- Theatrical release poster
- Directed by: Manny Rodriguez
- Written by: Gabriel Iglesias
- Produced by: William Bindley Ron DeBlasio Gabriel Iglesias Mike Karz Joe Meloche
- Starring: Gabriel Iglesias
- Edited by: Dave Harrison Tom Costan
- Production company: Gulfstream Pictures
- Distributed by: Open Road Films
- Release date: July 25, 2014;
- Running time: 101 minutes
- Country: United States
- Language: English
- Box office: $2.8 million

= The Fluffy Movie =

The Fluffy Movie is a 2014 American stand-up comedy film directed by Manny Rodriguez and starring Gabriel Iglesias. The film was released in theaters on July 25, 2014, by Open Road Films. The concert movie was filmed at two shows on February 28, 2014, and March 1, in San Jose, California at the SAP Center.

==Cast==
The majority of the film is Iglesias performing his act in San Jose. The beginning of the film serves as a flashback depicting how his parents met and his early youth. One scene shows an 11-year-old Iglesias (portrayed by Julio César Chávez Jr.) getting permission from his mother to see the R-rated stand-up comedy film Raw starring Eddie Murphy, which inspired him to become a comedian himself, before cutting to the special.
- Gabriel Iglesias
- Jacqueline Obradors as Esther P. Mendez
- Jeremy Ray Valdez as Jesús Iglesias
- Julio César Chávez Jr. as Young Gabe
- Gina Brillon as Carmen
- Ron White as Doctor
- Ray William Johnson as Nurse
- Tommy Chong as Video Store Clerk
- Eddie "Piolín" Sotelo as Emcee

Additionally, DJ Chuy Gomez and Martin Moreno, both close friends of Iglesias, cameo in the film as themselves close to the beginning of the film.

==Production==
On February 13, 2014, it was announced that the film would be released on July 11, 2014, with Open Road Films distributing the film. The concert movie was filmed at two shows on February 28, 2014, and March 1, in San Jose, California.

==Release==
On July 25, 2014, the film received a limited release at 432 theaters in the United States.

===Critical response===
Upon its release, The Fluffy Movie was met with mixed reviews. The review aggregator website Rotten Tomatoes reported a 57% approval rating with an average rating of 5.4/10 based on 14 reviews. On Metacritic, the film achieved an average score of 56 out of 100 based on 11 reviews, signifying "mixed or average reviews".
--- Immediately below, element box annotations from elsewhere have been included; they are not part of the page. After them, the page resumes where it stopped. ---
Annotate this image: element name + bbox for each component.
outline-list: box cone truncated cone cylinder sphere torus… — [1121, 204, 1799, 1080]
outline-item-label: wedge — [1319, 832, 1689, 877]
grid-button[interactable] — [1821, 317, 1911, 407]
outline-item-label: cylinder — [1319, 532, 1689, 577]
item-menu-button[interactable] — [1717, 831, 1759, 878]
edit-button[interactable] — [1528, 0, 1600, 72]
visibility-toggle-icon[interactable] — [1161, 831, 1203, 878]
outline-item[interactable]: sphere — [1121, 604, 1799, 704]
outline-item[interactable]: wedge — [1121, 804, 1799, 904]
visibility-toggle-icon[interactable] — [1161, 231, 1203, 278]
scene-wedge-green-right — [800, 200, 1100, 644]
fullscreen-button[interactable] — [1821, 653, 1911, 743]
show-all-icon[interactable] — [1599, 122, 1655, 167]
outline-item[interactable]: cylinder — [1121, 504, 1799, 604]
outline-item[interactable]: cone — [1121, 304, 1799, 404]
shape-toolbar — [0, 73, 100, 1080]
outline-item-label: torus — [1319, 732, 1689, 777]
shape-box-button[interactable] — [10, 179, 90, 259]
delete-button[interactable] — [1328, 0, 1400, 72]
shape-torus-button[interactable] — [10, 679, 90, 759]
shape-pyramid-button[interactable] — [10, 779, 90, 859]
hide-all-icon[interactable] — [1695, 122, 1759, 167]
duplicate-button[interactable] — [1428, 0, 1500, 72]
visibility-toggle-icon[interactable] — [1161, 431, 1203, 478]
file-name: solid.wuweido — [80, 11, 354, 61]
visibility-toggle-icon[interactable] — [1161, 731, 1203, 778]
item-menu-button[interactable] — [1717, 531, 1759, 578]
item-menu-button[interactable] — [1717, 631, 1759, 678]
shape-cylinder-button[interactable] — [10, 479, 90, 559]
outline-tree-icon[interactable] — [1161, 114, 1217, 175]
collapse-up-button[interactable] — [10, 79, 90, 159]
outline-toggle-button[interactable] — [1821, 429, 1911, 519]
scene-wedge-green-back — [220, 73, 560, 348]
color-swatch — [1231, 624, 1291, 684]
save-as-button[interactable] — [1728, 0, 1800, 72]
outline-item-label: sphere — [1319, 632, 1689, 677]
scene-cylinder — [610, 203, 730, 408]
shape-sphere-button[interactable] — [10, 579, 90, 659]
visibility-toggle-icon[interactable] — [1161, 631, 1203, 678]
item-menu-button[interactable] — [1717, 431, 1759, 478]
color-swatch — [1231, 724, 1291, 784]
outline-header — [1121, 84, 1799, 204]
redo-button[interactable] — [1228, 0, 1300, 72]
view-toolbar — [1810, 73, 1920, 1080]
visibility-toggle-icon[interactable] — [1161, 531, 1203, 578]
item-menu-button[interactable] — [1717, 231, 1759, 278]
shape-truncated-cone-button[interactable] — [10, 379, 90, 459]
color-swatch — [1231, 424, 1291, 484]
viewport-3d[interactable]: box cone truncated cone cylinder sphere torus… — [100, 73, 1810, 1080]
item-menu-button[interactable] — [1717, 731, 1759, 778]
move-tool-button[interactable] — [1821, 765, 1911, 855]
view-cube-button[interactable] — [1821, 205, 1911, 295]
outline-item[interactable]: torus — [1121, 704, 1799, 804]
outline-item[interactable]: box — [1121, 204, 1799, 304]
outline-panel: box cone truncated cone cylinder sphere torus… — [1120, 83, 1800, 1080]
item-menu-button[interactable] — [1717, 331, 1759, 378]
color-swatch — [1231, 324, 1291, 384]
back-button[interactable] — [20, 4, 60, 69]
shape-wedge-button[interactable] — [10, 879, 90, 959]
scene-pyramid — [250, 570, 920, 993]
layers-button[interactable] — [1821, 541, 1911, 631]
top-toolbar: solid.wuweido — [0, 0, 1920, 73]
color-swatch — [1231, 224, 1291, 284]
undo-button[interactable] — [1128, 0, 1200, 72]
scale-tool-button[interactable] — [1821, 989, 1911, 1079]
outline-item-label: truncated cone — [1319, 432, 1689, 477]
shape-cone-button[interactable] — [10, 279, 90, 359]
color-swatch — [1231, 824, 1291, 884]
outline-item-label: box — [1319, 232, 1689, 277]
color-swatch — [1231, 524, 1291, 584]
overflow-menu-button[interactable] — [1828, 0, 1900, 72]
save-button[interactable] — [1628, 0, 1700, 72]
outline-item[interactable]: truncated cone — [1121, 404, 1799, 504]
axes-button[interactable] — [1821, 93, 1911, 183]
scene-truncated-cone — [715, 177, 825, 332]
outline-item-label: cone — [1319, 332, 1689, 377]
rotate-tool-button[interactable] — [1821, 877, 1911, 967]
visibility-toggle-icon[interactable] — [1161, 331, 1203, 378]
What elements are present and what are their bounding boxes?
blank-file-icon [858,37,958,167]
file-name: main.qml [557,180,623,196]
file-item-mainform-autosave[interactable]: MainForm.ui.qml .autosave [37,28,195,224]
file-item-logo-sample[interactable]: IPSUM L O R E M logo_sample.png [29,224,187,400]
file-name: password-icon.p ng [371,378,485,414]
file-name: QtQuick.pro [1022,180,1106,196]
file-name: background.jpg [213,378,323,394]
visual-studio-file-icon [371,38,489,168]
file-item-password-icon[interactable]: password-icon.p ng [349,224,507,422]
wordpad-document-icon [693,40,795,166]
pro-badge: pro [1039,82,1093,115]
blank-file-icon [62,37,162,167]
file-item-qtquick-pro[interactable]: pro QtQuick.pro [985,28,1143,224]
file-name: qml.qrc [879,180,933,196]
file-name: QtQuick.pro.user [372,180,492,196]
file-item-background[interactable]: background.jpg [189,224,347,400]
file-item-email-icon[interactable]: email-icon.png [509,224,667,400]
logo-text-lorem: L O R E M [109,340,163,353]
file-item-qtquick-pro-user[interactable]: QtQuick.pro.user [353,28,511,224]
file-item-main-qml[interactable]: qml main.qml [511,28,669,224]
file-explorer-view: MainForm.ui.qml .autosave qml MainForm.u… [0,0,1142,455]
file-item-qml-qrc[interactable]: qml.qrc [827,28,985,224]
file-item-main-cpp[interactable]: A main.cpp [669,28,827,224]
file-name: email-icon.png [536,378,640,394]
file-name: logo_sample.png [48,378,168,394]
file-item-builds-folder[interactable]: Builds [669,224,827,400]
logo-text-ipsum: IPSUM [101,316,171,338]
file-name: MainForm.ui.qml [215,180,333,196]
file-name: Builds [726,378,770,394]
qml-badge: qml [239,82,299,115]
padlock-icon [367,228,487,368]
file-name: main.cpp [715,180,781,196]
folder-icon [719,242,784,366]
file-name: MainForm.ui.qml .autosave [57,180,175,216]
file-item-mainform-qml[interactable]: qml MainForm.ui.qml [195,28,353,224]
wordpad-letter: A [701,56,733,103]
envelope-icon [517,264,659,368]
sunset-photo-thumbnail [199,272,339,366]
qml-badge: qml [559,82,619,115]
Frank Scheck of The Hollywood Reporter gave a positive review of the film, remarking that Iglesias "delivers a solid set of often highly personal material that’s consistently amusing even if it never quite hits the level of hilarity". He further noted that Iglesias "is a likeable presence, and his fluid delivery, complete with spot-on accents and sound effects, is consistently engaging." Conversely, Kyle Anderson of Entertainment Weekly gave the film a C and said, "While Iglesias is perfectly competent as a comedian, he lacks the ability to really wrap his arms around his own personal narrative." Mark Jenkins of The Washington Post gave the film two-and-a-half stars, writing that the film's "principal weakness is that it’s not much of a movie". However, Jenkins went on to note that "The balance between the hilarious and the heartwarming is carefully maintained."

===Box office===
In North America, the film opened to number 17 in its first weekend, with $1,311,446.